Sachez-le : tous se vendront, signe d’une époque moins consumériste et individualiste qu’on ne le croit. Car pour une fois, le public en masse n’a pas attendu les sacro-saintes et habituelles prescriptions des éditocrates pour anticiper un engouement indépendant et authentiquement engagé. Cette sincérité d’achats spontanés a rencontré une autre sincérité : celle de Stéphane Hessel. Pour son parcours, sa ténacité, ses combats, son universalité jamais démentie. Tandis que l’époque nous convoque quotidiennement dans l’imposture des postures, dans la connivence du fric des copains et des coquins, dans la fabrique des répliques toutes faites et des fausses idoles télédiffusées, Stéphane Hessel nous rappelle tous à la citoyenneté et à l’honneur de notre pays: «L’actuelle dictature internationale des marchés financiers, écrit-il, menace la paix et la démocratie. (…) Nous appelons les jeunes générations à faire vivre, transmettre, l’héritage de la Résistance et de ses idéaux. Nous leur disons : prenez le relais, indignez-vous!»

 

Le croyez-vous ? Cet homme en colère, qui a connu la Résistance, les camps, le secrétariat général de l’ONU avant de devenir diplomate, lui qui fut associé à la rédaction de la Déclaration universelle des droits de l’homme, se voit depuis quelques jours raillé, critiqué, vilipendé, caricaturé… insulté.

 

Des chroniqueurs du Figaro aux blogs du Monde, en passant par Causeur.fr ou l’Express, accrochez-vous bien… petit florilège. Ainsi donc, puisque «l’indignation est le leitmotiv» de ce court livre et puisque «ceux qui l’achètent y voient un programme d’action, un bréviaire», il y aurait de quoi être «consterné tant le contenu manque de contenu». Certains l’admettent pourtant : «Qui pourrait décemment s’opposer aux grands principes, aux grands idéaux et aux grandes idées qui sont énoncées dans le livre d’Hessel ?» Mais ce n’est pas tout. «Indignez-vous ! Oui ! mais dans le sens inverse demandé par Hessel.
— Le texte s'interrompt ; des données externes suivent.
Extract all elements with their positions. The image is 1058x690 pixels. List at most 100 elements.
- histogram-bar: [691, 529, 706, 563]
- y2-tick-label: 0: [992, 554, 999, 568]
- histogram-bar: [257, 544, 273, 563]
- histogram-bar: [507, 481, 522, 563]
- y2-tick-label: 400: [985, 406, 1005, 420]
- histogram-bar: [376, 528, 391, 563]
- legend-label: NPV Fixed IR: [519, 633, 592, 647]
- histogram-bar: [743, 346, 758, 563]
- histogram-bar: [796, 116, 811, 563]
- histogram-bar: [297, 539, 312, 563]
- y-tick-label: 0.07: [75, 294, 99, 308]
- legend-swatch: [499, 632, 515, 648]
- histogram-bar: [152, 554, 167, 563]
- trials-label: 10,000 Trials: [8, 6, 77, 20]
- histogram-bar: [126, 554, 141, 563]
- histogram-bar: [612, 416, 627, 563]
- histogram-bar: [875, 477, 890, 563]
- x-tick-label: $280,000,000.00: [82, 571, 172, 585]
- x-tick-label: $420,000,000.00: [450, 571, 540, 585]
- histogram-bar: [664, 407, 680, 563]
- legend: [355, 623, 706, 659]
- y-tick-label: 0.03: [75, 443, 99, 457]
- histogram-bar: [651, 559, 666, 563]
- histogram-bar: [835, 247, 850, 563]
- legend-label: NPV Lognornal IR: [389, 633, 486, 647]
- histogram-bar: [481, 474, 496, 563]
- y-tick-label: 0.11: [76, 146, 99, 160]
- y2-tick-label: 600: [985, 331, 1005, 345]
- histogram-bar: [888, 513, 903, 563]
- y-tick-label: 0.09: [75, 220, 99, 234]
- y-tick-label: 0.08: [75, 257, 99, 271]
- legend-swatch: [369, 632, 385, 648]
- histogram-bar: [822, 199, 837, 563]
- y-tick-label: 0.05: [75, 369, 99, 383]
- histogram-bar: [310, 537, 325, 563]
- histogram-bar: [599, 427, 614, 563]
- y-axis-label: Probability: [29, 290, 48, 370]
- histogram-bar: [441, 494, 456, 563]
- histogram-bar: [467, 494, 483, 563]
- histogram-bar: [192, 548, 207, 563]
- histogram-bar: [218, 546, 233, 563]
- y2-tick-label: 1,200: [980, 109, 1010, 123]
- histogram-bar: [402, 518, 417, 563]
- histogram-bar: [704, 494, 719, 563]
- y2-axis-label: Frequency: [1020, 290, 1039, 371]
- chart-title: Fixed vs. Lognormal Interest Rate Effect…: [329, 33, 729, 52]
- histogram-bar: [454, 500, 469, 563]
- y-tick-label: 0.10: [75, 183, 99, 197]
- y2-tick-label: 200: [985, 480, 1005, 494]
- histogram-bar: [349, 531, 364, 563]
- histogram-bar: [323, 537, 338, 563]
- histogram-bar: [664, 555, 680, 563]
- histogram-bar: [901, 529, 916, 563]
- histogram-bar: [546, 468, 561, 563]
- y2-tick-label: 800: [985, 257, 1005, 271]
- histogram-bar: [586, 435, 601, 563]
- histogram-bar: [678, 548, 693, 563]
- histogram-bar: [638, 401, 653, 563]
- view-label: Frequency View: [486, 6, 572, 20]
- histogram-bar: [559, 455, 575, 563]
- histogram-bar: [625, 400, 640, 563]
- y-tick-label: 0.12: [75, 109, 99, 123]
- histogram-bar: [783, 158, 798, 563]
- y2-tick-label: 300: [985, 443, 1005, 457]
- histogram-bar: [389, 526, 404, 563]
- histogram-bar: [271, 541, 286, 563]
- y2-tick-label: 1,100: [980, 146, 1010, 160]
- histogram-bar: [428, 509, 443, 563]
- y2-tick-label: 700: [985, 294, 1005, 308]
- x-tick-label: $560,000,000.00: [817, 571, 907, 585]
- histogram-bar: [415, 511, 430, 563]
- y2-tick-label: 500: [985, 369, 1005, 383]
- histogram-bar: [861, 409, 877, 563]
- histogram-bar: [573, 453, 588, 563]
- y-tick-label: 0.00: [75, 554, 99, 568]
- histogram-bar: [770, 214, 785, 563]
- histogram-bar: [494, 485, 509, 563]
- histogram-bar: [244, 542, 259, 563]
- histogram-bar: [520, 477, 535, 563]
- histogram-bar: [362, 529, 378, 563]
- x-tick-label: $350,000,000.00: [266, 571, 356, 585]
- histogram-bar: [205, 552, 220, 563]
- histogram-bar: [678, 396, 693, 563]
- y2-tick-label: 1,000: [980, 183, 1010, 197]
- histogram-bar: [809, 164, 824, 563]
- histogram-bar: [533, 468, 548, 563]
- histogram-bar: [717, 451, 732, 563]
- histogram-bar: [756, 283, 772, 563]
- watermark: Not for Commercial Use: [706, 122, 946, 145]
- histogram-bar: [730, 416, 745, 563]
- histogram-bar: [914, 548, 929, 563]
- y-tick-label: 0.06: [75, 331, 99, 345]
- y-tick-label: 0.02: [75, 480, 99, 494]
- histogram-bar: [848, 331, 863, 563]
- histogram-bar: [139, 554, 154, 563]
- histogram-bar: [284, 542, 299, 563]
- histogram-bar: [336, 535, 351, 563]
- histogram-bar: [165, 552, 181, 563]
Pourquoi la France tarde tant à récuser un modèle social dépassé par le monde actuel ? L’indignation, si elle s’accroche à un passé à bout de souffle, devient indigne.» Il y a pire : «S’agit-il d’autre chose que d’une habile mise en scène de lui-même par un vieillard dont toutes les apparitions publiques révèlent l’immense plaisir narcissique d’avoir acquis le statut d’icône nationale ? Parvenir à un très grand âge dans un état physique et mental acceptable relève d’une loterie qui ne tient compte ni des mérites, ni des mauvaises actions de ceux que le destin choisit.» Sans parler du Proche-Orient bien sûr. Parce que Stéphane Hessel avoue que, aujourd’hui, sa «principale indignation concerne la Palestine, la bande de Gaza, la Cisjordanie», il se voit traîné dans la boue : «Il y a aussi chez Hessel cette obsession anti-israélienne qui fait songer à la définition donnée jadis de l’antisémite par Pierre Larousse : “Personne qui hait les juifs plus qu’il n’est raisonnable.”» Rappelons qu’en octobre dernier, l’historien Pierre-André Taguieff, directeur de recherche au CNRS, avait paraphrasé un texte de Voltaire pour évoquer, à propos de la Palestine, la figure de Stéphane Hessel : «Quand un serpent venimeux est doté de bonne conscience, comme le nommé Hessel, il est compréhensible qu’on ait envie de lui écraser la tête.» Honte à tous ces propagateurs de haine !

 

L’indignation, à elle seule, avec sa petite colère sous le bras, ne renverse aucune montagne. Le discours de refus et de résistance peut s’avérer insuffisant, s’il reste dépourvu d’ambition d’à-venir et de projets aspirant à l’élévation de tous. Mais les libéraux jugent Hessel «irresponsable» en ces termes: «Brandir le programme du Conseil national de la Résistance pour faire honte aux gouvernants d’aujourd’hui relève au mieux de l’idiotie historique, au pire de l’imposture.» Nous y voilà ! Stéphane Hessel répond lui-même dans son livre : «Tout le socle des conquêtes sociales de la Résistance est remis en cause. Le pouvoir de l’argent, tellement combattu par la Résistance, n’a jamais été aussi grand, insolent, égoïste avec ses propres serviteurs jusque dans les plus hautes sphères de l’État.» Par ces mots et tous les autres, le vieil homme montre à ceux qui n’en ont pas l’habitude la volonté de rendre possible ce qui est souhaitable – et résolument tourner le dos à tous ceux qui prônent l’indifférence et le renoncement. Alors merci à lui.